One of my favorite poets of the nineteenth century is Christina Rossetti, who lived from 1830 to 1894.  Christina was the daughter of Italian immigrants.  A woman of great beauty it is said. Striking beauty.  A woman of immense poetic talent.  A devout Christian once engaged to a Roman Catholic who promised to convert.  When he had second thoughts, she broke the engagement and remained single all her life.  Through that life, she wrote some of the most magnificent poetry.  All of it a tribute to Christ.  She wrote this poem, and it was set to music twelve years after her death. 

“In the bleak mid-winter, frosty wind made moan.  Earth stood hard as iron, water like a stone.  Snow had fallen snow on snow.  Snow on snow in the bleak midwinter long ago.  Our God, heaven cannot hold him. Nor earth sustain; heaven and earth shall flee away when he comes to reign.  In the bleak midwinter, a stable place sufficed the Lord God all mighty Jesus Christ.  Angels and archangels may have gathered there, cherubim and seraphim thronged the air, but his mother only in her maiden bliss worshiped the beloved with a kiss.”

Then she ends with this great, great stanza: “What can I give him, poor as I am, if were a shepherd I would give him a lamb.  If I were a wiseman, I would do my part.  But what can I give him?  Give my heart.”  That’s worship.  And maybe it was John Francis Wade, who died in 1786, who summed it all up in the simple words, “Oh come, let us adore him.  Oh come, let us adore him.  Oh come, let us adore him, Christ the Lord.”

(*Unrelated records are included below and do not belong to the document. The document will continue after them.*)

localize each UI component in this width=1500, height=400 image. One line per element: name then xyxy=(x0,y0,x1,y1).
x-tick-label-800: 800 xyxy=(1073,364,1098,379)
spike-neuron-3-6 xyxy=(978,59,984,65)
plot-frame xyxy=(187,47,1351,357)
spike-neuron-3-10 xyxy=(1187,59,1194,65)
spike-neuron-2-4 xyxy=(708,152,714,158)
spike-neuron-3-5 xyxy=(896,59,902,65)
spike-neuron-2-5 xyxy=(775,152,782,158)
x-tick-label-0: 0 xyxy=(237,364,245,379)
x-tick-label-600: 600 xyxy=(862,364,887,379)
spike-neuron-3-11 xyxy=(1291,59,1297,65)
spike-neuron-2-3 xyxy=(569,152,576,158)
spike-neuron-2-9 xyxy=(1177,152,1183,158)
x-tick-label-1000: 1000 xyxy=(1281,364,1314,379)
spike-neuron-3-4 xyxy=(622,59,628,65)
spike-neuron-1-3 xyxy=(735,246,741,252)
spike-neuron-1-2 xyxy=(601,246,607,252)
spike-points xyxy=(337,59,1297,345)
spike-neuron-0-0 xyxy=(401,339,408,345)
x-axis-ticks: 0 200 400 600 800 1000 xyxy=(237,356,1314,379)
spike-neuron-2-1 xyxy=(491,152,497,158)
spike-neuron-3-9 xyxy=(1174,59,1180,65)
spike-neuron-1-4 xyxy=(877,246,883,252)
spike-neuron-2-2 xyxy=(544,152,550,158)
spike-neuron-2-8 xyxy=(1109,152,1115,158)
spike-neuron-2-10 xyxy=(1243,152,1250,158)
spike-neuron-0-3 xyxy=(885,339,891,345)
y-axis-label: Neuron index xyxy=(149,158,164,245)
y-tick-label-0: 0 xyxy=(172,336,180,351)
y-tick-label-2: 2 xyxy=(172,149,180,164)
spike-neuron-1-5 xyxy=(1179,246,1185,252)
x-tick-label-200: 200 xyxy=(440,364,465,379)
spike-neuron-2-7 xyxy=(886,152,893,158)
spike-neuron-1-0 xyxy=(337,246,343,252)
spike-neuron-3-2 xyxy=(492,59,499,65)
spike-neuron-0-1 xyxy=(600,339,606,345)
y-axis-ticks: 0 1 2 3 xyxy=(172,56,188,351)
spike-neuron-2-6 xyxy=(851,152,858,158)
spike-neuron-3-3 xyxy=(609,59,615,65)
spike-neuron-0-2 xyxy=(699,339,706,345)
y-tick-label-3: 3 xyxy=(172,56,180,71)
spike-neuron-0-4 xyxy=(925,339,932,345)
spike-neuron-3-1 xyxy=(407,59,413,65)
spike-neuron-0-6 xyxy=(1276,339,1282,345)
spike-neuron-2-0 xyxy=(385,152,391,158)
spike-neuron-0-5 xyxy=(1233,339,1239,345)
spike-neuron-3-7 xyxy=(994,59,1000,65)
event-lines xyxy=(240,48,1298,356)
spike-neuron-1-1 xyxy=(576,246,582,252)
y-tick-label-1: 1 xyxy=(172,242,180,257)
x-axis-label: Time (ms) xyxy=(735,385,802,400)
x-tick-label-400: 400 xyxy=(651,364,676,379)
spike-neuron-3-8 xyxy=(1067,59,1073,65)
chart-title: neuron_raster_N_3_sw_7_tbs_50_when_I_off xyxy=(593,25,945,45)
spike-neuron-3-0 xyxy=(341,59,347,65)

Father, we thank You for this marvelous reminder of the focus of life, which is worship.  May it come from deep within us, directed toward You, our saving God.  For what You have done for us, what You have done for generation after generation of saved sinners.  And the way in which You have kept every promise to Your people.  We rejoice.  And our rejoice finds its focus in this great historic moment when You came into the world as a baby - thank You.  We praise You.  We offer You our heart worship.  In Your Son’s name, amen.